In 2011, DOL issued a final rule updating FLSA regulations (64 DLR A-14, 4/4/11). In the final rule, DOL noted its disagreement with Woody Woo and declared that tips are the employee's property regardless of whether the employer has taken a tip credit, the plaintiffs said. The National Restaurant Association asked DOL to reconsider this position and to clarify that employers in the Ninth Circuit may implement tip pools if they pay their employees the full minimum wage and do not take a tip credit, but DOL nonetheless confirmed its intent to enforce the 2011 regulations.

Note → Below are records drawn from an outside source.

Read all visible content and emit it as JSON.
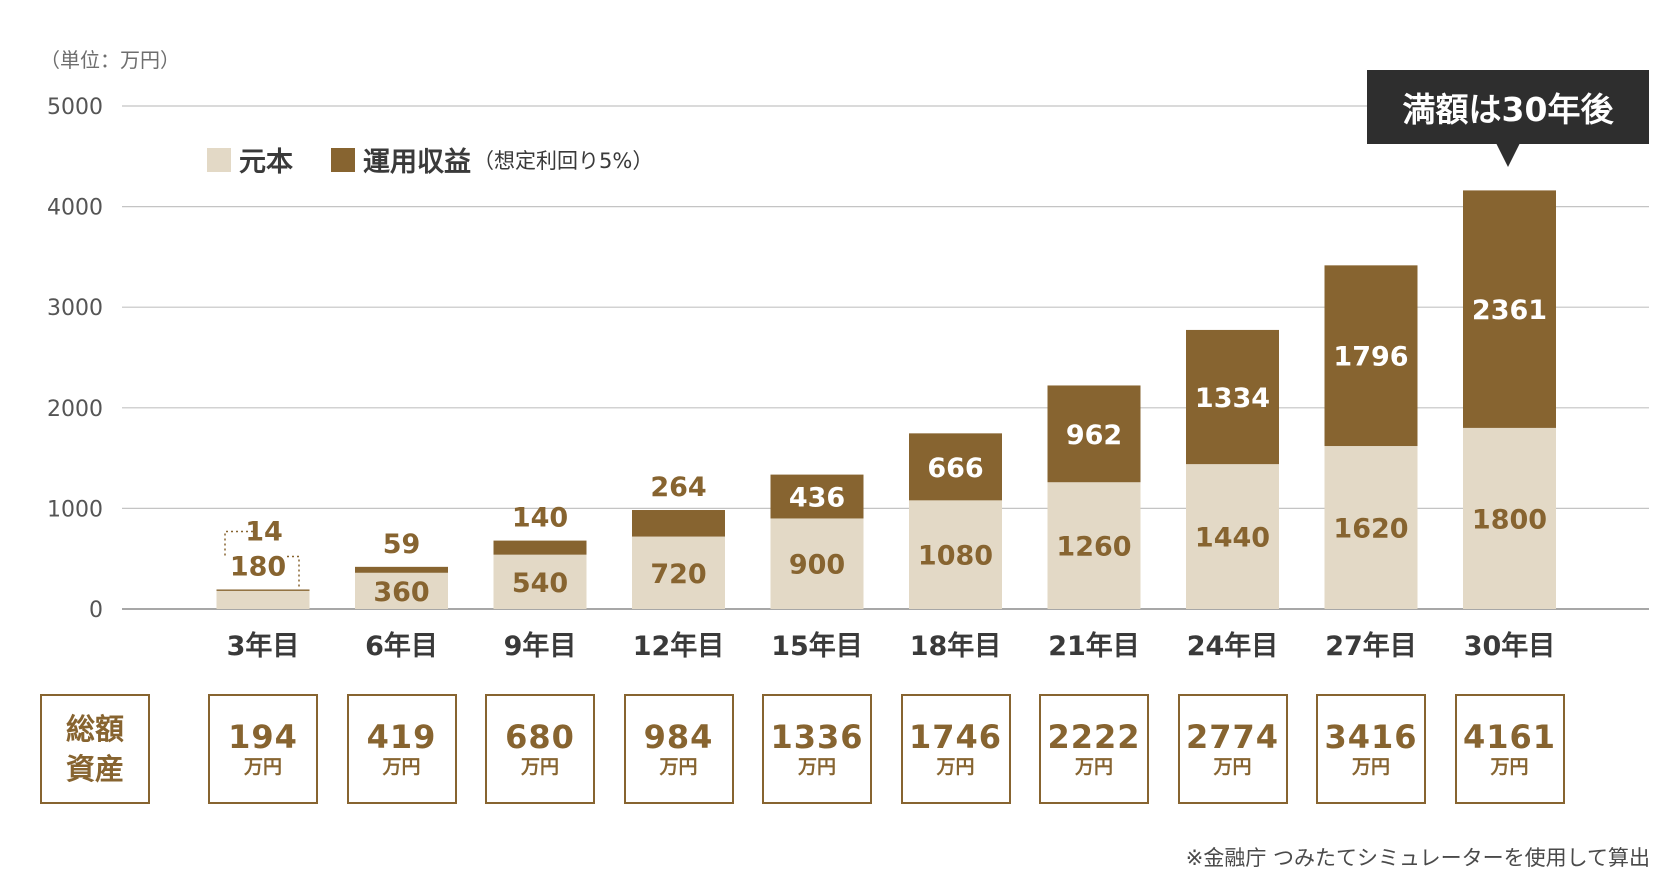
{
  "chart_data": {
    "type": "bar",
    "stacked": true,
    "unit_label": "（単位：万円）",
    "categories": [
      "3年目",
      "6年目",
      "9年目",
      "12年目",
      "15年目",
      "18年目",
      "21年目",
      "24年目",
      "27年目",
      "30年目"
    ],
    "series": [
      {
        "name": "元本",
        "color": "#e3d9c6",
        "values": [
          180,
          360,
          540,
          720,
          900,
          1080,
          1260,
          1440,
          1620,
          1800
        ]
      },
      {
        "name": "運用収益",
        "note": "（想定利回り5%）",
        "color": "#876430",
        "values": [
          14,
          59,
          140,
          264,
          436,
          666,
          962,
          1334,
          1796,
          2361
        ]
      }
    ],
    "totals": [
      194,
      419,
      680,
      984,
      1336,
      1746,
      2222,
      2774,
      3416,
      4161
    ],
    "ylim": [
      0,
      5000
    ],
    "yticks": [
      "0",
      "1000",
      "2000",
      "3000",
      "4000",
      "5000"
    ],
    "grid": true,
    "legend": "top-left",
    "callout": "満額は30年後"
  },
  "total_label": {
    "line1": "総額",
    "line2": "資産"
  },
  "total_unit": "万円",
  "footnote": "※金融庁 つみたてシミュレーターを使用して算出"
}
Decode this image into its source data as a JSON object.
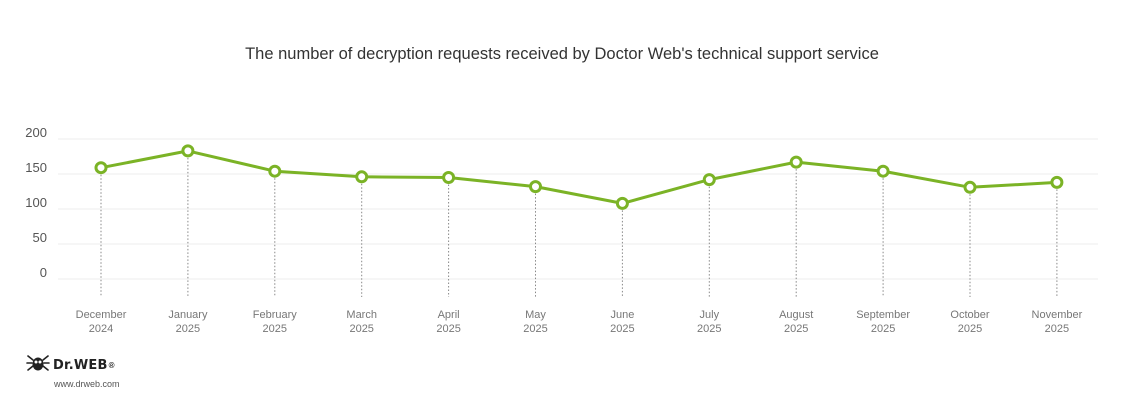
{
  "colors": {
    "series": "#7bb326",
    "grid": "#eeeeee"
  },
  "chart_data": {
    "type": "line",
    "title": "The number of decryption requests received by Doctor Web's technical support service",
    "xlabel": "",
    "ylabel": "",
    "ylim": [
      0,
      200
    ],
    "yticks": [
      "200",
      "150",
      "100",
      "50",
      "0"
    ],
    "categories": [
      [
        "December",
        "2024"
      ],
      [
        "January",
        "2025"
      ],
      [
        "February",
        "2025"
      ],
      [
        "March",
        "2025"
      ],
      [
        "April",
        "2025"
      ],
      [
        "May",
        "2025"
      ],
      [
        "June",
        "2025"
      ],
      [
        "July",
        "2025"
      ],
      [
        "August",
        "2025"
      ],
      [
        "September",
        "2025"
      ],
      [
        "October",
        "2025"
      ],
      [
        "November",
        "2025"
      ]
    ],
    "series": [
      {
        "values": [
          159,
          183,
          154,
          146,
          145,
          132,
          108,
          142,
          167,
          154,
          131,
          138
        ]
      }
    ],
    "grid": true,
    "legend": "none"
  },
  "brand": {
    "icon": "dr-web-spider-icon",
    "name": "Dr.WEB",
    "registered_mark": "®",
    "url": "www.drweb.com"
  }
}
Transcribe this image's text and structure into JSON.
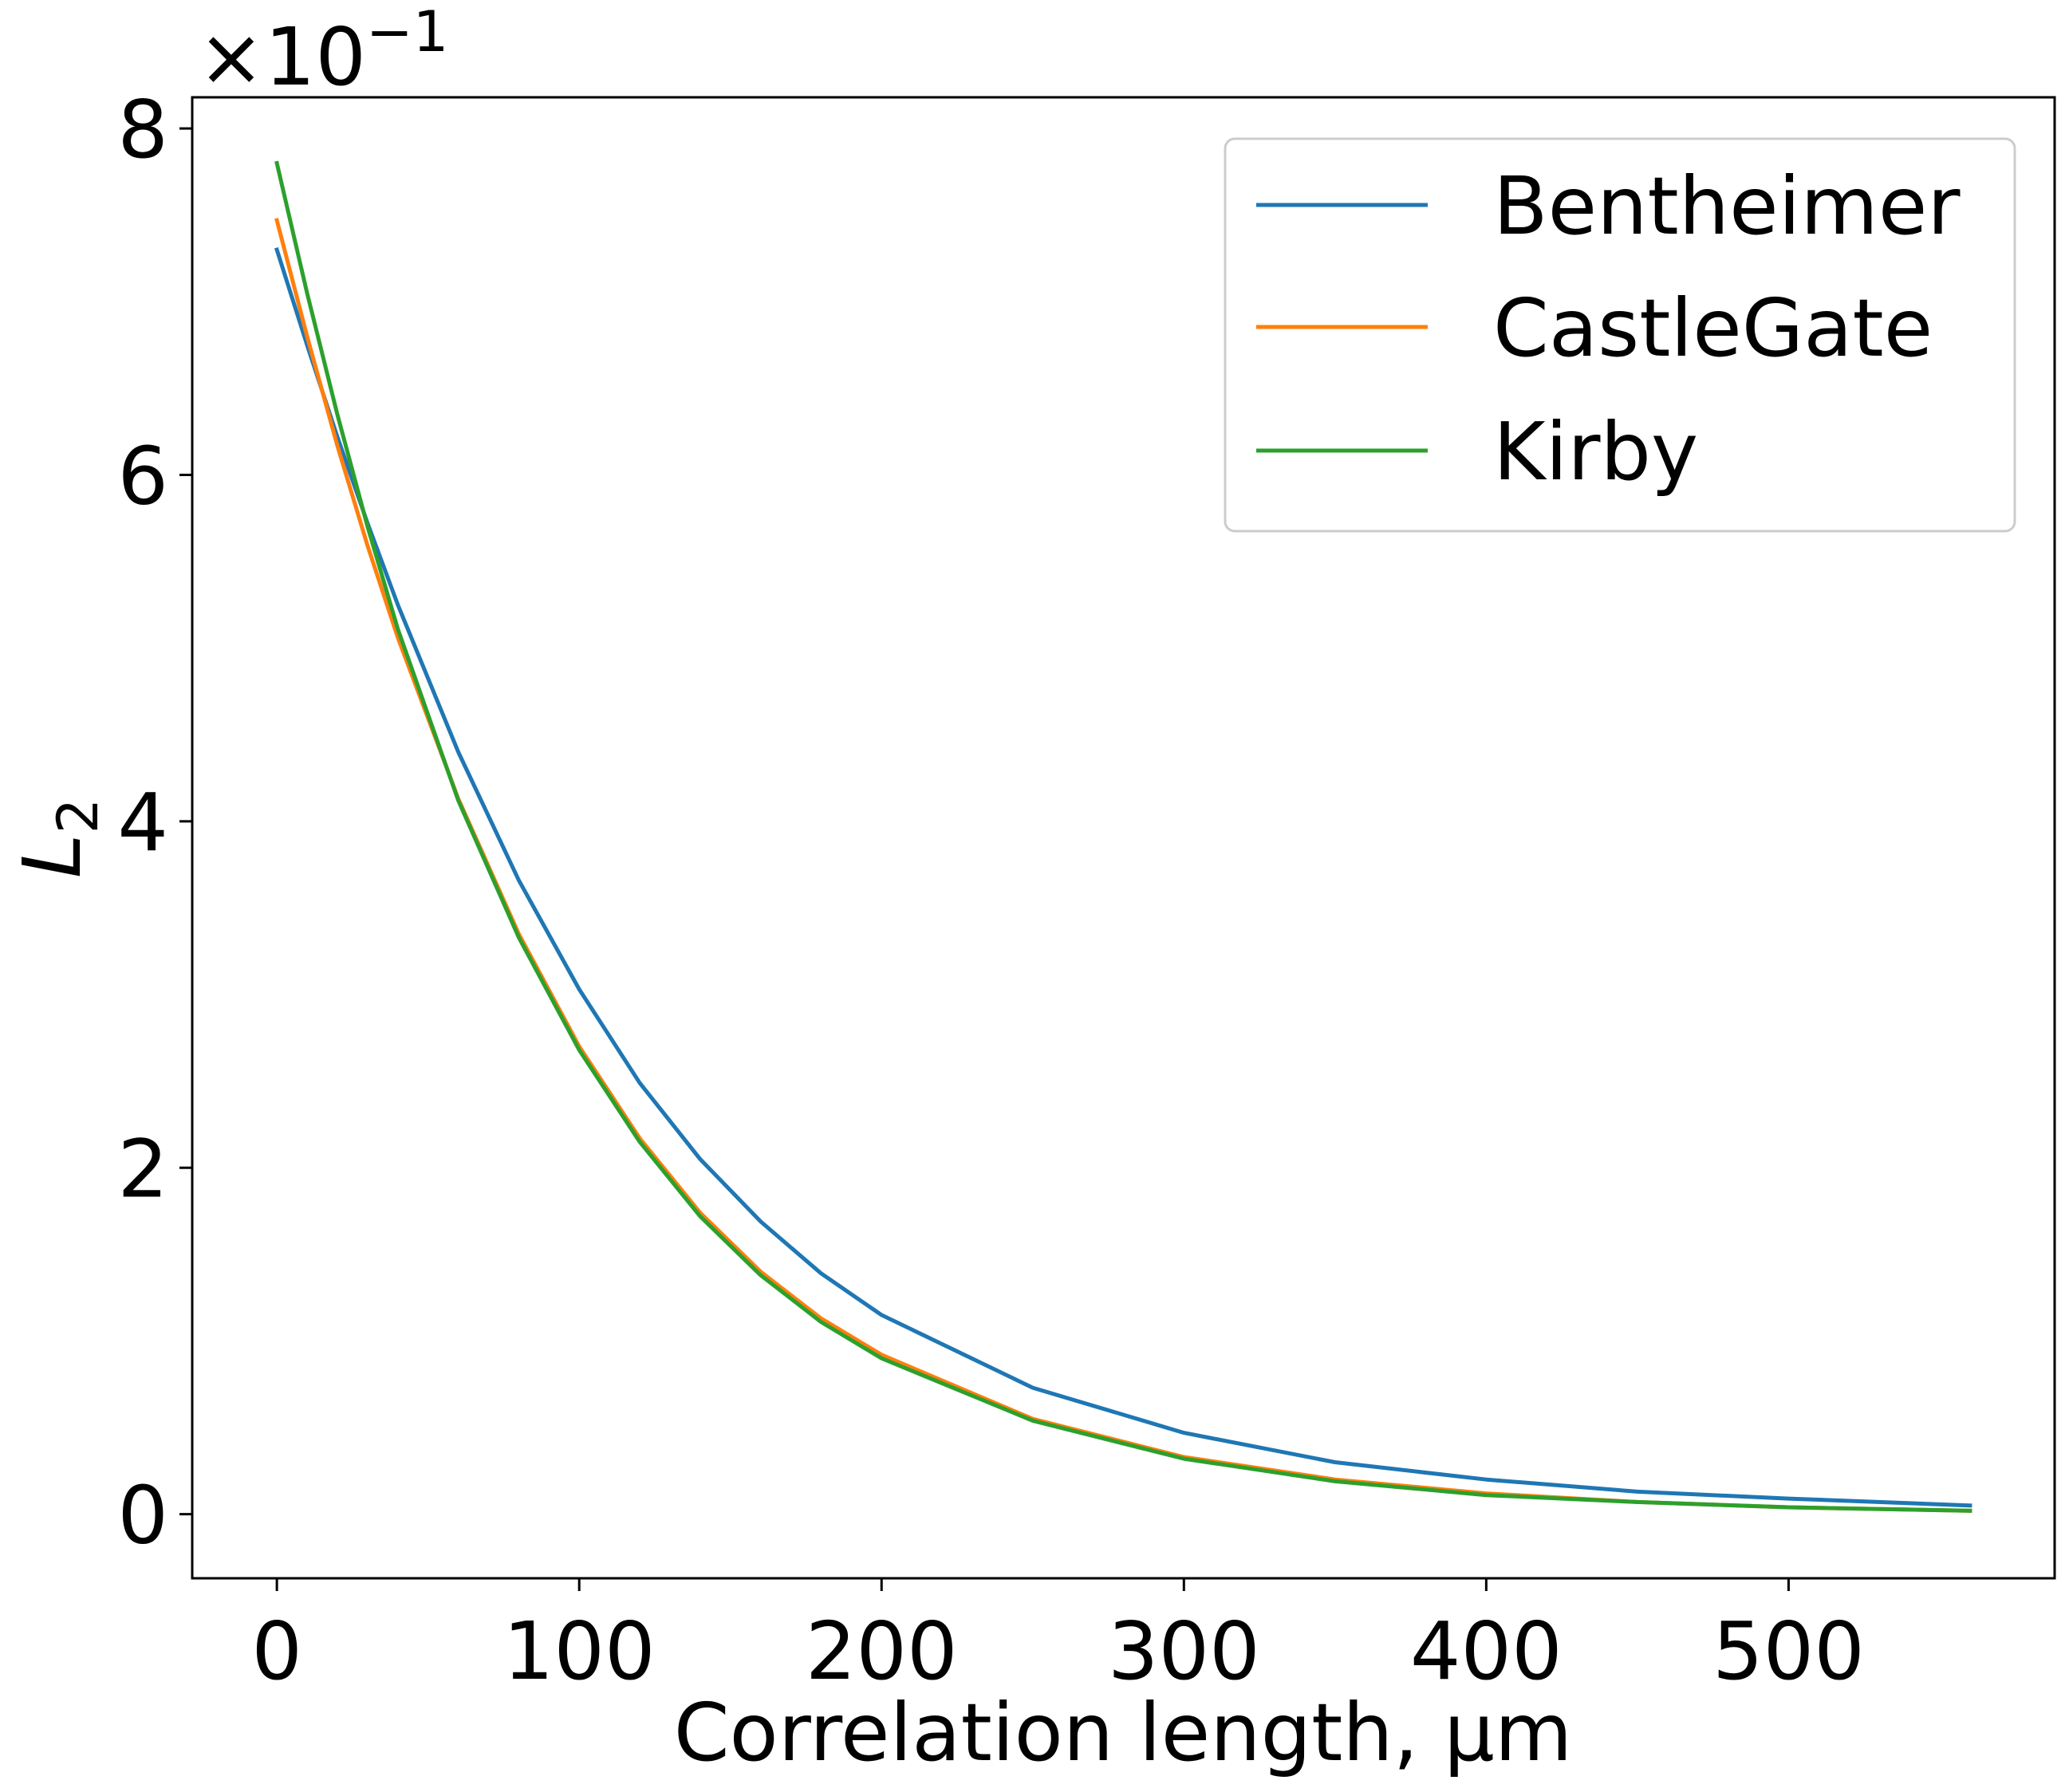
{
  "chart_data": {
    "type": "line",
    "xlabel": "Correlation length, µm",
    "ylabel": "L",
    "ylabel_subscript": "2",
    "offset_text": "×10",
    "offset_exponent": "−1",
    "xlim": [
      -28,
      588
    ],
    "ylim": [
      -0.37,
      8.18
    ],
    "xticks": [
      0,
      100,
      200,
      300,
      400,
      500
    ],
    "xtick_labels": [
      "0",
      "100",
      "200",
      "300",
      "400",
      "500"
    ],
    "yticks": [
      0,
      2,
      4,
      6,
      8
    ],
    "ytick_labels": [
      "0",
      "2",
      "4",
      "6",
      "8"
    ],
    "grid": false,
    "legend_position": "upper right",
    "x": [
      0,
      10,
      20,
      30,
      40,
      60,
      80,
      100,
      120,
      140,
      160,
      180,
      200,
      250,
      300,
      350,
      400,
      450,
      500,
      560
    ],
    "series": [
      {
        "name": "Bentheimer",
        "color": "#1f77b4",
        "values": [
          7.3,
          6.75,
          6.22,
          5.72,
          5.25,
          4.4,
          3.66,
          3.03,
          2.49,
          2.05,
          1.69,
          1.39,
          1.15,
          0.73,
          0.47,
          0.3,
          0.2,
          0.13,
          0.09,
          0.05
        ]
      },
      {
        "name": "CastleGate",
        "color": "#ff7f0e",
        "values": [
          7.47,
          6.8,
          6.17,
          5.59,
          5.06,
          4.13,
          3.35,
          2.7,
          2.17,
          1.74,
          1.4,
          1.13,
          0.92,
          0.55,
          0.33,
          0.2,
          0.12,
          0.07,
          0.04,
          0.02
        ]
      },
      {
        "name": "Kirby",
        "color": "#2ca02c",
        "values": [
          7.8,
          7.05,
          6.35,
          5.7,
          5.11,
          4.12,
          3.33,
          2.68,
          2.15,
          1.72,
          1.38,
          1.11,
          0.9,
          0.54,
          0.32,
          0.19,
          0.11,
          0.07,
          0.04,
          0.02
        ]
      }
    ]
  }
}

According to the complaint, Ponton, a server at Davis Street Tavern in Portland, Ore. that has a mandatory tip-pooling arrangement, asked the tavern to include the back-of-house employees in the mandatory tip pool. She pointed out that the front-of-house employees “made approximately twice as much per hour as the back-of-house employees” and the back-of-house employees' performance “also directly impacts customer service, and, as a result, customer tips.” Since the restaurant included back-of-house employees in the tip pool, their earnings have increased an average of $1.25 per hour, and customer service and employee morale have improved, the complaint said.
The 2011 regulations amended 20 C.F.R. Sections 531.52, 531.54, and 521.59. The new regulations explicitly state that “tips are the property of the employee whether or not the employer has taken a tip credit” and that valid tip pools may include only those employees who customarily and regularly receive tips.
Back-of-House Employees Not in Pool
“An underlying issue” is DOL's position that a tip pool may include only “front-of-house” employees, such as servers, hosts, bartenders, and bussers, and that “back-of-house” employees, such as cooks and dishwashers, may not participate in a tip pool, the complaint said. The plaintiffs maintained that the 2011 regulations distinguish between the two types of employees even though “under Woody Woo, this distinction should not apply when an employer pays its employees at least full minimum wage and does not take a tip credit.” The plaintiffs contended that restaurants would incur significant costs by changing their current tip pooling policies. They argued that DOL's authority under the FLSA is limited to enforcement and does not extend to interpreting the tip credit provision of 29 U.S.C. Section 203(m).
They also asserted that DOL's 2008 notice of proposed rulemaking did not “put the public on notice that DOL was going to declare an absolute property right in tips” but instead put the public on notice only that DOL “intended to update the relevant regulations to clarify that employers could not use employees' tips to pay an employee's minimum wage in excess of the federal tip credit limit.”
According to the complaint, “This is far different from asserting an absolute property right in tips, or from stating that federal tip pool laws apply even when an employer pays its employees full minimum wage and does not take a tip credit.” It stated that “DOL therefore was required to provide new notice to the public of its intent to rule on these issues, to give the public the opportunity to meaningfully comment on them.”
In addition, the plaintiffs alleged that the 2011 regulations are arbitrary, capricious, and an abuse of DOL's discretion. They said the rulemaking did not merely update the regulations to reflect current law but in fact was completely “at odds with the law in effect at that time (and still in effect), as set forth by the Woody Woo decision.”
They also charged that DOL failed to take into account the rulemaking's effect on restaurants' compliance costs and its negative impact on restaurants that are small businesses. “These costs include lower morale and turnover by individuals removed from the tip pool [and] having to increase the wages of the employees who are taken out of the tip pool,” the complaint explained.